And this time it’s not on whether homeowners paid, it’s whether there’s standing.
“If we find any foreclosures in error, we will fix them,” JPMorgan Chase said.
But while banks may have booted a few robo-signers and tightened up some lax procedures, one question at the heart of the foreclosure mess refuses to go away: whether institutions trying to take back a property can prove they even have the right to foreclose at all.
Uh huh. And what’s “in error” JPMorgan? I know, I know – it’s whether the borrower paid, right?
The issue is whether you have the legal right to foreclose. It’s not whether someone borrowed money, it’s whether you legally own the promissory note that the borrower signed.
“The United States Trustee Program is engaged in an enhanced review of mortgage servicer filings in bankruptcy cases to help ensure the accuracy of the claim to repayment,” she said. She declined to comment on specific filings.
This is the correct issue. Who holds the paper – for real? Not who claims to – who actually does.
“For years, the trustee would always take the creditors’ side,” Mr. Rothbloom said. “My strong opinion is the U.S. trustee’s perspective is that they exist to stop borrowers from cheating banks. Perhaps they are coming to the realization that banks can also cheat borrowers.”

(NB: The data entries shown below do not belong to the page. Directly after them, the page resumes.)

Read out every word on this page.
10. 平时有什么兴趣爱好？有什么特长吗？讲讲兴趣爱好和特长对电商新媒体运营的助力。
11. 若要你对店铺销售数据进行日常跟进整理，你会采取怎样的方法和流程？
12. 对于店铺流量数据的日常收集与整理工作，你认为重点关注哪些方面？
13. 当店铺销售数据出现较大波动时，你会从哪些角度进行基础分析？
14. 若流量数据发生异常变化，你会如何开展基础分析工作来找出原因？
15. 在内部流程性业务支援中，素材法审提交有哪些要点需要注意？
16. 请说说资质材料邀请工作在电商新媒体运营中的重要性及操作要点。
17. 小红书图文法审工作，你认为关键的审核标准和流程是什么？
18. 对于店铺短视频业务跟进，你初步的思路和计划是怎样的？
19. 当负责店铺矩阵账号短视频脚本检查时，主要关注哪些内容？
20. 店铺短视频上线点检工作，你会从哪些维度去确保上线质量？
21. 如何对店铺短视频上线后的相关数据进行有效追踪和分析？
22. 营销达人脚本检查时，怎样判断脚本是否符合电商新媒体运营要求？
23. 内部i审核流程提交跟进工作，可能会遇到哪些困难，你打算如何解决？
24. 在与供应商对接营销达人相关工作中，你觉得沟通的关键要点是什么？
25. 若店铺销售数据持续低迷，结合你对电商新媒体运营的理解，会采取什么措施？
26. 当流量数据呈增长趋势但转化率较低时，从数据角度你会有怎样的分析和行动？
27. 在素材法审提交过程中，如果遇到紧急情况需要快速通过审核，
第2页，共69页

You must be kidding! Banks would never lie, right? They’d never launder money for criminal drug gangs, they’d never rig bids in municipal debt auctions, and they’d most-certainly never swear over 150,000 times to something that wasn’t true, right?
So they’d also never falsely claim to have the original documentation proving their right to foreclose when they don’t – right?
In his experience, Mr. Shaev said: “The attorneys who represent the banks invariably state that they will get the collateral file for us and prove that the banks had possession of the documents at the appropriate time. But then when we review the file it doesn’t show that at all.”
Perhaps – just perhaps – they might.